The right marketing materials can also allow diverse people to "see" themselves in construction roles. The industry benefits when construction companies' websites show a diverse workforce. This is probably more powerful than we give it credit for, especially when the diversity reaches all the way to the C-suite, as this allows current and future employees to see that construction is a career in which they can have a future—not just a job. This translates directly into talent attraction and retention.
Engage with organizations that are working to help develop the skills required and increase the number of workers interested in construction. This may include nonprofits, public sector workforce agencies, labor unions, community and technical colleges, or high schools offering construction apprenticeships and vocational or technical courses. These organizations' very important efforts fall flat in the absence of employer engagement; both entities benefit from this type of partnership.

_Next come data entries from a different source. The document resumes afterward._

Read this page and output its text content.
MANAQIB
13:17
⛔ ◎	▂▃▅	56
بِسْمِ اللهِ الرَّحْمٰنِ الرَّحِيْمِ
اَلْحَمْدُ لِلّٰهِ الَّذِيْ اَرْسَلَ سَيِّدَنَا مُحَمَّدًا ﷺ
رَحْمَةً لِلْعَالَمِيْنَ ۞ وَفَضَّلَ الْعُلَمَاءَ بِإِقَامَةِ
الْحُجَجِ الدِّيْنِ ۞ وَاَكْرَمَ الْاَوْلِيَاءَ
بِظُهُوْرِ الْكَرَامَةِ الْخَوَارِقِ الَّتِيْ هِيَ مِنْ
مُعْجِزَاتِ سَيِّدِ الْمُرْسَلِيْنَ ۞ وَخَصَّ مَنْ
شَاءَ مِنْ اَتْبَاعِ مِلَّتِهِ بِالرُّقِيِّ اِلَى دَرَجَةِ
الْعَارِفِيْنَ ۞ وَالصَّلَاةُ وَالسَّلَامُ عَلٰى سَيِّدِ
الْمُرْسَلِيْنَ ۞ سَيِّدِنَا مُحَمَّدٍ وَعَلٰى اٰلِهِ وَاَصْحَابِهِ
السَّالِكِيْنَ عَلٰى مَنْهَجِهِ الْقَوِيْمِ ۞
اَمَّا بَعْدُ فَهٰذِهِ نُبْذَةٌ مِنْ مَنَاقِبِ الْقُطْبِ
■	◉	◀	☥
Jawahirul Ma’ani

Once workers are hired, or a need for a new skill is identified, training is the next step. Where will this training come from? The answer is a mix of old and new methods.
Think strategically about the training needs and existing solutions. For example, what skills would be needed for a remote equipment operator? There are already models out there where this type of work takes place. Railroad traffic control is managed in remote dispatching centers. That work used to be done by networks of local operators who controlled traffic along the line in the place where they were assigned. There may be opportunities to leverage those similar models.
It's an interesting loop—the same techs for which we need to upskill the workforce also empower the delivery of training online, via virtual or augmented reality or in a gamified method. Explore the offerings and take full advantage.
Everyone is familiar with the concept of mentoring, but consider something less traditional—reverse mentoring. New hires come with new knowledge; finding ways to leverage and spread that knowledge benefits everyone. When a new hire comes on board, take the time to understand their skills and formalize ways that they can share them.
Even with the challenges involved in hiring and retraining so many workers, there are also many advantages. The loyalty and diversity of thought it may create are valuable, could lead to better retention, and could develop more nimble organizations.
It's incumbent on the construction firms to ensure they hire diversely and well, to provide adequate ongoing training to make teams ready for the projects of tomorrow, and to invest in the workforce as what it truly is: the future of construction.